SIBOR as a Measurement

SIBOR's primary function is to serve as the benchmark reference rate in the Asian markets for debt instruments. This function assists government and corporate bonds, mortgages, and derivatives, such as currency and interest rate swaps, among many other financial products. For example, an interest rate swap involving two counterparties with good credit ratings, both of which have bonds issued in Singapore dollars, will likely be quoted in SIBOR plus a given percentage.

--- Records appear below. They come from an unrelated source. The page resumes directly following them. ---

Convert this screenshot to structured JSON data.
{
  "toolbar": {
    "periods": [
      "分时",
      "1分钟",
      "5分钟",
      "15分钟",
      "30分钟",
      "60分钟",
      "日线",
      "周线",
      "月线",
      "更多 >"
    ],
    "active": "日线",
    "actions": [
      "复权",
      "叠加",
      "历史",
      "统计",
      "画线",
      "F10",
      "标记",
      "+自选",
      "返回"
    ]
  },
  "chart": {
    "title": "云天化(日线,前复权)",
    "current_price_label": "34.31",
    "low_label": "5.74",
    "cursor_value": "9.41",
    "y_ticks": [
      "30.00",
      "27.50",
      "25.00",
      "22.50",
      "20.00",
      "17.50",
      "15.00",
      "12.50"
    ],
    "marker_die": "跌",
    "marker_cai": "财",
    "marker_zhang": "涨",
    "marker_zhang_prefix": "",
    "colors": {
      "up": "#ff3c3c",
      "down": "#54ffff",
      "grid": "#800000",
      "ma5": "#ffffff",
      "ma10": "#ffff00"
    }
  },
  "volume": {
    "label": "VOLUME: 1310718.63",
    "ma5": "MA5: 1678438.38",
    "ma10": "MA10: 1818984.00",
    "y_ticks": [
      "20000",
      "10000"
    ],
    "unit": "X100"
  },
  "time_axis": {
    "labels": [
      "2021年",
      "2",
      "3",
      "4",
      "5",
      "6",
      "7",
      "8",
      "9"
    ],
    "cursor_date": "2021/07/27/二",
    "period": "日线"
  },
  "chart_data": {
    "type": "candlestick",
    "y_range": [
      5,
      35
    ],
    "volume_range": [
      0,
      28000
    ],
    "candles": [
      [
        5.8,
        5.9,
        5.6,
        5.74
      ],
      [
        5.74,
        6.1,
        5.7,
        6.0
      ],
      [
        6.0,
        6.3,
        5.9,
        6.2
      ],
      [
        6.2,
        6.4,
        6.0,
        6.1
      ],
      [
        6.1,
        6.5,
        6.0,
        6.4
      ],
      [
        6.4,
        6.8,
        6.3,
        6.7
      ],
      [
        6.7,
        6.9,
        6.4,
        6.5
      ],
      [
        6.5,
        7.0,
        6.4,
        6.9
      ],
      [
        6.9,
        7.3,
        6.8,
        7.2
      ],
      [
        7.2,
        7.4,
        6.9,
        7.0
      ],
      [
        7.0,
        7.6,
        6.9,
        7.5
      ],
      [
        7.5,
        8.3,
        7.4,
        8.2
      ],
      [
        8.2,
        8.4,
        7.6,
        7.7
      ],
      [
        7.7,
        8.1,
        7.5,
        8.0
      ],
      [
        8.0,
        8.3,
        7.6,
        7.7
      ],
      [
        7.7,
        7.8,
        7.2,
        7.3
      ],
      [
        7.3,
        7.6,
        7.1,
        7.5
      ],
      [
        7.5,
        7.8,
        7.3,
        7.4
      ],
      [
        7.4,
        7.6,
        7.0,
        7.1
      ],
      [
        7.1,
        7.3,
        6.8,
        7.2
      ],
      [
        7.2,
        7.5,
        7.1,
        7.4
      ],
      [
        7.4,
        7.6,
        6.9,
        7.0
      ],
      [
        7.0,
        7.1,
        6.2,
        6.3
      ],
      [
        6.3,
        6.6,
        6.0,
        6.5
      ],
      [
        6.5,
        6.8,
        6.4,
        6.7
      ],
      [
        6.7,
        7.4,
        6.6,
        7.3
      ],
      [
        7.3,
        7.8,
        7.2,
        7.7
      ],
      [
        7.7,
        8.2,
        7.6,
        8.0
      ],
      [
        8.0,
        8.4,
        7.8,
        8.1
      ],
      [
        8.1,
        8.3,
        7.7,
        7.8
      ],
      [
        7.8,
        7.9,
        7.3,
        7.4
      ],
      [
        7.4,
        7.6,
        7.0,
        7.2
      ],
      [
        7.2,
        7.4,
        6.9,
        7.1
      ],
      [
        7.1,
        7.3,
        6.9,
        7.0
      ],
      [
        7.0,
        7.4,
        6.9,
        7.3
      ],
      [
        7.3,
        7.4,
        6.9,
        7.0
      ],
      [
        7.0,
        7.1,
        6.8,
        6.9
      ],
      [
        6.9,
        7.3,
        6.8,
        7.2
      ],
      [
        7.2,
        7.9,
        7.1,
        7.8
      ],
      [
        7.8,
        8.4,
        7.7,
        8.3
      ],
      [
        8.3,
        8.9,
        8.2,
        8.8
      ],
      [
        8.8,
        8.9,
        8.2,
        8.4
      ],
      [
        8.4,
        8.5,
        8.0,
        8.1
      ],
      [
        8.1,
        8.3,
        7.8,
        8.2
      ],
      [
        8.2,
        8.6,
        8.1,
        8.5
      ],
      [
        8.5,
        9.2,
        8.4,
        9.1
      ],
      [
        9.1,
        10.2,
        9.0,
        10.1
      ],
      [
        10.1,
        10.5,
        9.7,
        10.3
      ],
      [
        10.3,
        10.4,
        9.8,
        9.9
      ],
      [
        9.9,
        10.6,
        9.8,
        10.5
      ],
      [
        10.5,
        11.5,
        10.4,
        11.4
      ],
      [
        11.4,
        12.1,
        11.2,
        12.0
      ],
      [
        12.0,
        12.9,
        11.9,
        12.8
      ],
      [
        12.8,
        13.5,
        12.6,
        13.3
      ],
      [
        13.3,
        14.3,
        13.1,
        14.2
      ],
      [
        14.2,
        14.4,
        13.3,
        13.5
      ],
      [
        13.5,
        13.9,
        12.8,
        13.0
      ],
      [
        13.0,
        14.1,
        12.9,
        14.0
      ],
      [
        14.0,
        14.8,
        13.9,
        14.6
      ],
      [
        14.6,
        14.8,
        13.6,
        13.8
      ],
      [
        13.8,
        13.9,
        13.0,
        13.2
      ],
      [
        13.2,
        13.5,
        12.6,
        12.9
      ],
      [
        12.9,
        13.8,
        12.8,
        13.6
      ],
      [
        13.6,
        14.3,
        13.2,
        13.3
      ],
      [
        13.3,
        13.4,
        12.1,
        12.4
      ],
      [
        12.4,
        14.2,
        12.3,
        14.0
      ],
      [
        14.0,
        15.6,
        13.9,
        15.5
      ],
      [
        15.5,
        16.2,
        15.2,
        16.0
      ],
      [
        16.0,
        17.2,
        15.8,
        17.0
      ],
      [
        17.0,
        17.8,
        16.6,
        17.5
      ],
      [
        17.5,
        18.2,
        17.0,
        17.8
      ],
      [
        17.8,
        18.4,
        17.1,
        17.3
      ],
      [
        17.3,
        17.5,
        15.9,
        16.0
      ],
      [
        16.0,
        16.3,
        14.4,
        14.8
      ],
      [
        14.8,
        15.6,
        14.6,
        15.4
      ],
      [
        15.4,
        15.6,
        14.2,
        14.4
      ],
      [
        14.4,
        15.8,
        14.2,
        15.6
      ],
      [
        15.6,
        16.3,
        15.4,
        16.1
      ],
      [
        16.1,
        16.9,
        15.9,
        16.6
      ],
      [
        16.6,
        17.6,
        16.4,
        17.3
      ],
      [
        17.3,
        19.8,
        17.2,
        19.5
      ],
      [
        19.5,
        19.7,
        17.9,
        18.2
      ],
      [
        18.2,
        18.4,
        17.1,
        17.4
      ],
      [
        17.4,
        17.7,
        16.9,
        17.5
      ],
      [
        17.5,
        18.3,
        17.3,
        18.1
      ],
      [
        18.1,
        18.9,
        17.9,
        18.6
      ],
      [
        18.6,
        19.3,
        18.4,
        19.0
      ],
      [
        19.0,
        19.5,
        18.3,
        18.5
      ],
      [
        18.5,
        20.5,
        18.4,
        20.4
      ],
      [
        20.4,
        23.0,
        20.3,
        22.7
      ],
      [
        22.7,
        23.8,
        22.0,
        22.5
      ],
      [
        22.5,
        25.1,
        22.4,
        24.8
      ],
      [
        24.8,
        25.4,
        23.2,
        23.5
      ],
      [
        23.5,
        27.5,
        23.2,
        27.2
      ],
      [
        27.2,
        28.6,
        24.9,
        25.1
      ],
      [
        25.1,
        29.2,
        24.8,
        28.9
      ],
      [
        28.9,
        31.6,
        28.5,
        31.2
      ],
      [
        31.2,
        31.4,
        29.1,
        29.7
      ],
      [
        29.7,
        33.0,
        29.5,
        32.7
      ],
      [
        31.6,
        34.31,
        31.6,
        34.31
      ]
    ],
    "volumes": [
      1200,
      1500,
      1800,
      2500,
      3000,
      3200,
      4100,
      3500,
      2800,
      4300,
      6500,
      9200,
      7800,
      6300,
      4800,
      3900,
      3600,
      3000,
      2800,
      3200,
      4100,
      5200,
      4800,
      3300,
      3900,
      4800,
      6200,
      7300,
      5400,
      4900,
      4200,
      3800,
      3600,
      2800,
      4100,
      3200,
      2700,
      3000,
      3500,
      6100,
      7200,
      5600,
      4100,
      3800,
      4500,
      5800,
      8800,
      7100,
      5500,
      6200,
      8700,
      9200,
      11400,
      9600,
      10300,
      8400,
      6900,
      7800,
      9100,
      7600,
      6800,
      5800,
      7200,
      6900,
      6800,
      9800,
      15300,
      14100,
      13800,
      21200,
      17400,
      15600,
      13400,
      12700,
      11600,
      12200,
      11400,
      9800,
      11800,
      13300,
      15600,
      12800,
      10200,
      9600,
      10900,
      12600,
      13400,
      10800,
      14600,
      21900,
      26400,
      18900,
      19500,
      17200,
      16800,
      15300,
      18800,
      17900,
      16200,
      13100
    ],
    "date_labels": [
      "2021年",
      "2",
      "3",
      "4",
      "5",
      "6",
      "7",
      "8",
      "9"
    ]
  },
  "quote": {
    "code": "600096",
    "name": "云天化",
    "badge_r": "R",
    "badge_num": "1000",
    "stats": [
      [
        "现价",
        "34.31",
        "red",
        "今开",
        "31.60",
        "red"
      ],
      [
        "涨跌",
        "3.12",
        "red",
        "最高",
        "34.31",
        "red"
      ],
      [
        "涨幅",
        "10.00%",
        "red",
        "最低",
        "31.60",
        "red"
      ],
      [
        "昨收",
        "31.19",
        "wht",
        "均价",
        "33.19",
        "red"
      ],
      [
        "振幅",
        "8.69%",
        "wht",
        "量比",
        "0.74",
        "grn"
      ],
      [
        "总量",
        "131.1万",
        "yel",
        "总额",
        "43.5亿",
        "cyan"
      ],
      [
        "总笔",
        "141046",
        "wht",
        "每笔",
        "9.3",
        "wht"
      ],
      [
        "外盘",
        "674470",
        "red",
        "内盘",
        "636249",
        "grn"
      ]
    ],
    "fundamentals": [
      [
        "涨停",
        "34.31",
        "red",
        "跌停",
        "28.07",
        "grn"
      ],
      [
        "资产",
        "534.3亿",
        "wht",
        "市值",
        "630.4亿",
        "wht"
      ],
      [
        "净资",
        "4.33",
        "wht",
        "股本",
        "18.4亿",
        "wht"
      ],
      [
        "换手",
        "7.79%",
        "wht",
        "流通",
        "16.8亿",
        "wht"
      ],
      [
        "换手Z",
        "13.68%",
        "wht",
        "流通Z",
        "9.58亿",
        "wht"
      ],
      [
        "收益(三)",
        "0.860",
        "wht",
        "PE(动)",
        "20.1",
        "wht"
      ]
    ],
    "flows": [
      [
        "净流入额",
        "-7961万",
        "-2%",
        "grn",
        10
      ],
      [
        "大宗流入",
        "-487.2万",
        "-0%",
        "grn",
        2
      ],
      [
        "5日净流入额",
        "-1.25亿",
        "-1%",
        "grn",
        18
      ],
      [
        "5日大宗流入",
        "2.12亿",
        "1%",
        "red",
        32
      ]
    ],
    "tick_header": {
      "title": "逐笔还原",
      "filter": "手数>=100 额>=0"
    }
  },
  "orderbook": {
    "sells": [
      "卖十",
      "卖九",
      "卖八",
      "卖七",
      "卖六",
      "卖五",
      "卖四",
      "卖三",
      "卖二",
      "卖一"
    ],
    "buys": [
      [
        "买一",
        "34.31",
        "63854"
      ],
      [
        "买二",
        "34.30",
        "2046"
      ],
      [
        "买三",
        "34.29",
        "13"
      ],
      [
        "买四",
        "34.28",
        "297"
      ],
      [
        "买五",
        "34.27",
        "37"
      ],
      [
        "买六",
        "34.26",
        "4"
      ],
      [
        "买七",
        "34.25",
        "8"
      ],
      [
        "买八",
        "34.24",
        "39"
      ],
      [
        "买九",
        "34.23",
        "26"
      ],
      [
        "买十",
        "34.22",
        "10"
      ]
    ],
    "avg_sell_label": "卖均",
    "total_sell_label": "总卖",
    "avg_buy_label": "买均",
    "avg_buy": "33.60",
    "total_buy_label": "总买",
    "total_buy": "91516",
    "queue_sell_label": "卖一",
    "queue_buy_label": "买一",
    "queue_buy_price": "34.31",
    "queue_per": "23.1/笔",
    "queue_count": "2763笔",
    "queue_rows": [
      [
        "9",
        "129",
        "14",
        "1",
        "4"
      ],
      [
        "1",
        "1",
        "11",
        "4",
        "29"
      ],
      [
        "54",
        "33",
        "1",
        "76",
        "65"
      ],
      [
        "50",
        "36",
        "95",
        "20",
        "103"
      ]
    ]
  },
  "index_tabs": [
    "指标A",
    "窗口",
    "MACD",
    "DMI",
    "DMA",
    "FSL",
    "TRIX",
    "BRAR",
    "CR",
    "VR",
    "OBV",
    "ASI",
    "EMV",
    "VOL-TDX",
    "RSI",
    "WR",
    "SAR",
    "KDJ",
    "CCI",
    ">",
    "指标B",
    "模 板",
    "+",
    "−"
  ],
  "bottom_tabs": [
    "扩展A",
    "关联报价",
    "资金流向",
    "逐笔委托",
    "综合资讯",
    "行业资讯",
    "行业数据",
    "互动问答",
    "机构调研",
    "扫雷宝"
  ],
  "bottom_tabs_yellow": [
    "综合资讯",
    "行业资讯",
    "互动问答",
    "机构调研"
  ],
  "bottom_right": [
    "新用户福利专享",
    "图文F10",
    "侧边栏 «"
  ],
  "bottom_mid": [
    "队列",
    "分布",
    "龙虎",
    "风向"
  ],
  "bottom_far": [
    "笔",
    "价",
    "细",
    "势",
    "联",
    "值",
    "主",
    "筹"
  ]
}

In another example, a Singapore dollar-denominated floating-rate note (FRN), or floater, which pays coupons based on SIBOR plus a margin of 35 basis points (0.35%) annually. Every year, the coupon rate is reset to match the current Singapore dollar one-year SIBOR, plus the predetermined spread. If, for instance, the one-year SIBOR is 4% at the start of the year, the bond will return 4.35% of its par value at year's end. The spread usually increases or decreases depending on the creditworthiness of the institution issuing the debt.

A Benchmark Under Attack

Since the Asian currency crisis in 1997, concerns over volatility and even liquidity grew to a point where the value of some interest rate benchmarks, especially HIBOR in the Hong Kong Market, is questioned. Even LIBOR, which is a global benchmark, is under fire, especially since the 2012 LIBOR fixing scandal. In Europe, the Sterling Overnight Interbank Average rate (SONIA) will replace LIBOR as the benchmark by 2021. SONIA is based on actual bids and offers from the contributing banks and not indicated levels. The LIBOR subject to manipulation if the contributing banks want to hide or enhance their capital position.

The push for a replacement centers on LIBOR since it is the globally recognized standard. The U.S. Federal Reserve introduced the Secured Overnight Financing Rate (SOFR), a new reference rate created in cooperation with the U.S. Treasury Department’s Office of Financial Research.

With LIBOR being replaced, similar rates, including SIBOR, are in jeopardy as well.